After doing the mountain descent many times I have found the following.

Engine braking is a must at all times!!!
The VW recommended grease in the front bearings can not stand upto the excessive heat and will lead to premature bearing failure on the pre 83 smaller wheel bearings, but not the rear drums as they don't get as hot.

Also found that the front to rear braking balancing is very well designed by VW and any extra rear braking will lead to premature rear brake lock up, very important especially in the snow so will be needed to be accompanied by better front brakes.
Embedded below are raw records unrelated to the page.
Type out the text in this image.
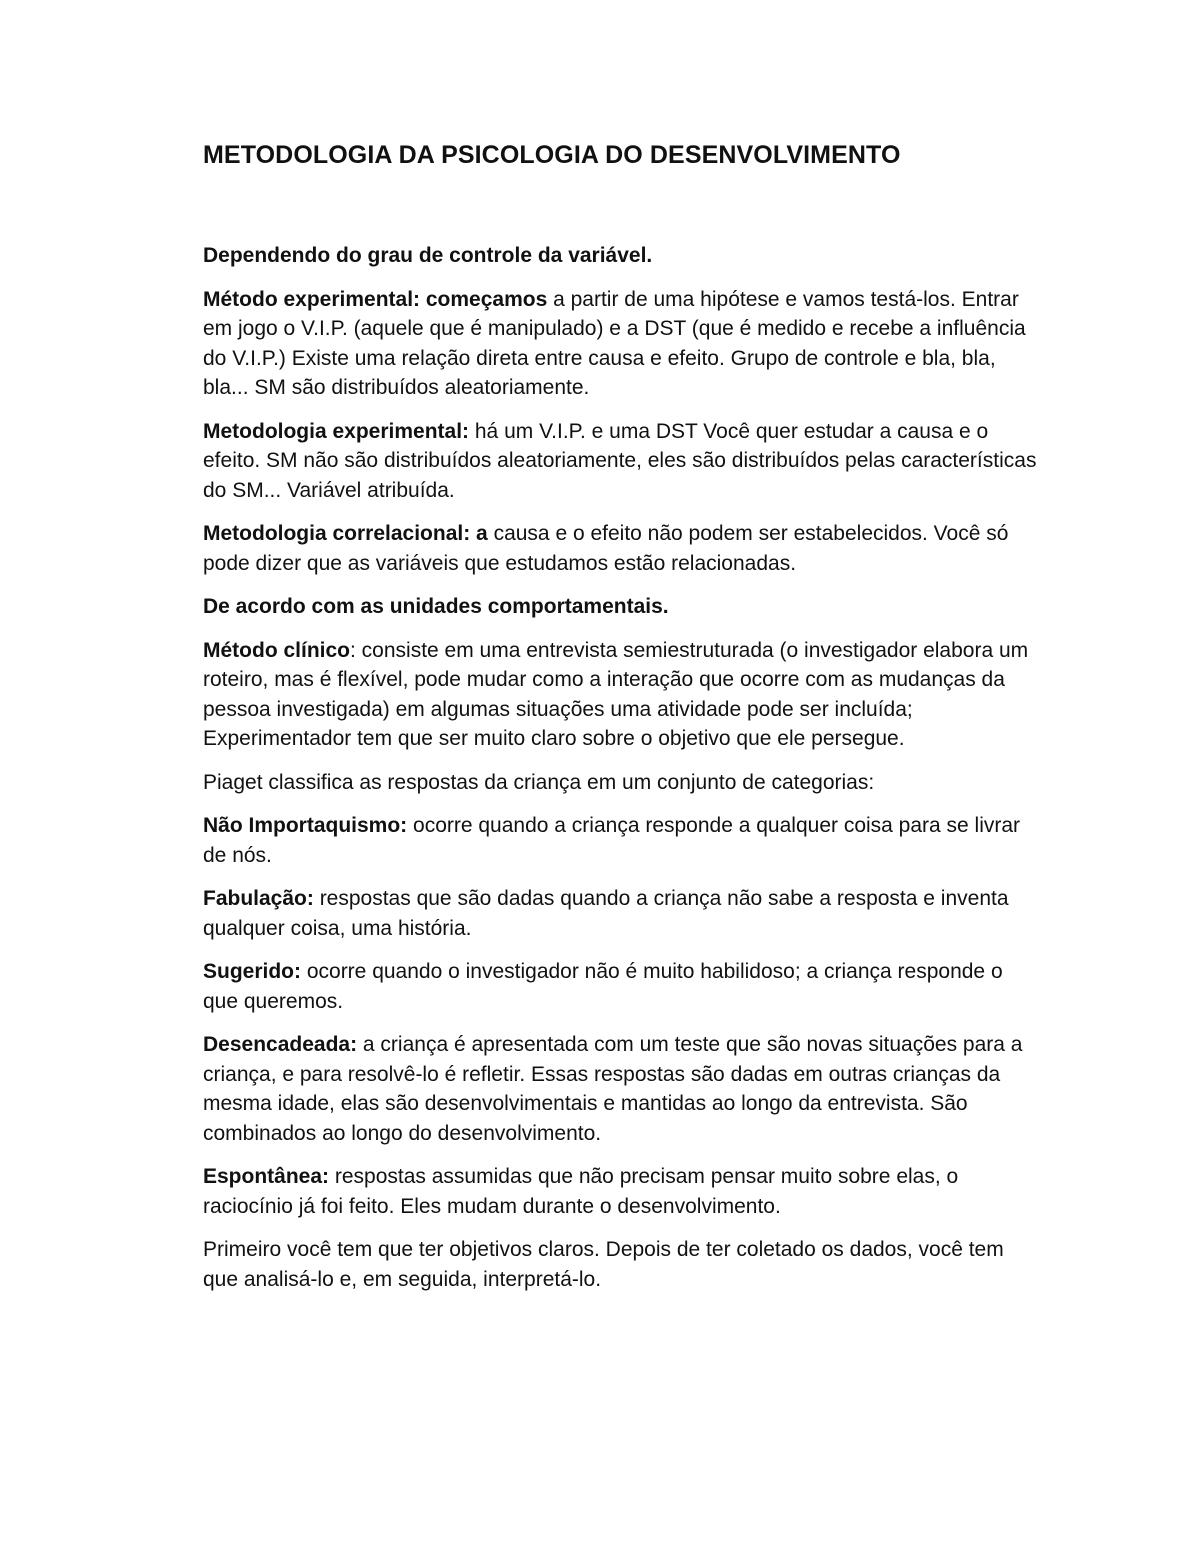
METODOLOGIA DA PSICOLOGIA DO DESENVOLVIMENTO

Dependendo do grau de controle da variável.

Método experimental: começamos a partir de uma hipótese e vamos testá-los. Entrar em jogo o V.I.P. (aquele que é manipulado) e a DST (que é medido e recebe a influência do V.I.P.) Existe uma relação direta entre causa e efeito. Grupo de controle e bla, bla, bla... SM são distribuídos aleatoriamente.

Metodologia experimental: há um V.I.P. e uma DST Você quer estudar a causa e o efeito. SM não são distribuídos aleatoriamente, eles são distribuídos pelas características do SM... Variável atribuída.

Metodologia correlacional: a causa e o efeito não podem ser estabelecidos. Você só pode dizer que as variáveis que estudamos estão relacionadas.

De acordo com as unidades comportamentais.

Método clínico: consiste em uma entrevista semiestruturada (o investigador elabora um roteiro, mas é flexível, pode mudar como a interação que ocorre com as mudanças da pessoa investigada) em algumas situações uma atividade pode ser incluída; Experimentador tem que ser muito claro sobre o objetivo que ele persegue.

Piaget classifica as respostas da criança em um conjunto de categorias:

Não Importaquismo: ocorre quando a criança responde a qualquer coisa para se livrar de nós.

Fabulação: respostas que são dadas quando a criança não sabe a resposta e inventa qualquer coisa, uma história.

Sugerido: ocorre quando o investigador não é muito habilidoso; a criança responde o que queremos.

Desencadeada: a criança é apresentada com um teste que são novas situações para a criança, e para resolvê-lo é refletir. Essas respostas são dadas em outras crianças da mesma idade, elas são desenvolvimentais e mantidas ao longo da entrevista. São combinados ao longo do desenvolvimento.

Espontânea: respostas assumidas que não precisam pensar muito sobre elas, o raciocínio já foi feito. Eles mudam durante o desenvolvimento.

Primeiro você tem que ter objetivos claros. Depois de ter coletado os dados, você tem que analisá-lo e, em seguida, interpretá-lo.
The above leads me to believe larger front disc set up seems a lot more crucial than a rear brake upgrade as VW SouthAfrica (on their 5cyl high powered engines) came to the same conclusion that the harder you brake or the steeper the hill the more load is transferred on to the front brakes and removed from the rear.
Putting more heat braking on the front discs but also removing heat from the rear making for cooler rear drums the steeper the hill but obviously due to longer time spent with the foot on the brakes on steeper hills will lead to hotter overall brakes but pro-rata the steeper the hill the cooler the rear drums will be.

Also Redline CV2 extra high temp wheelbearing grease saves my bearings in the mountains.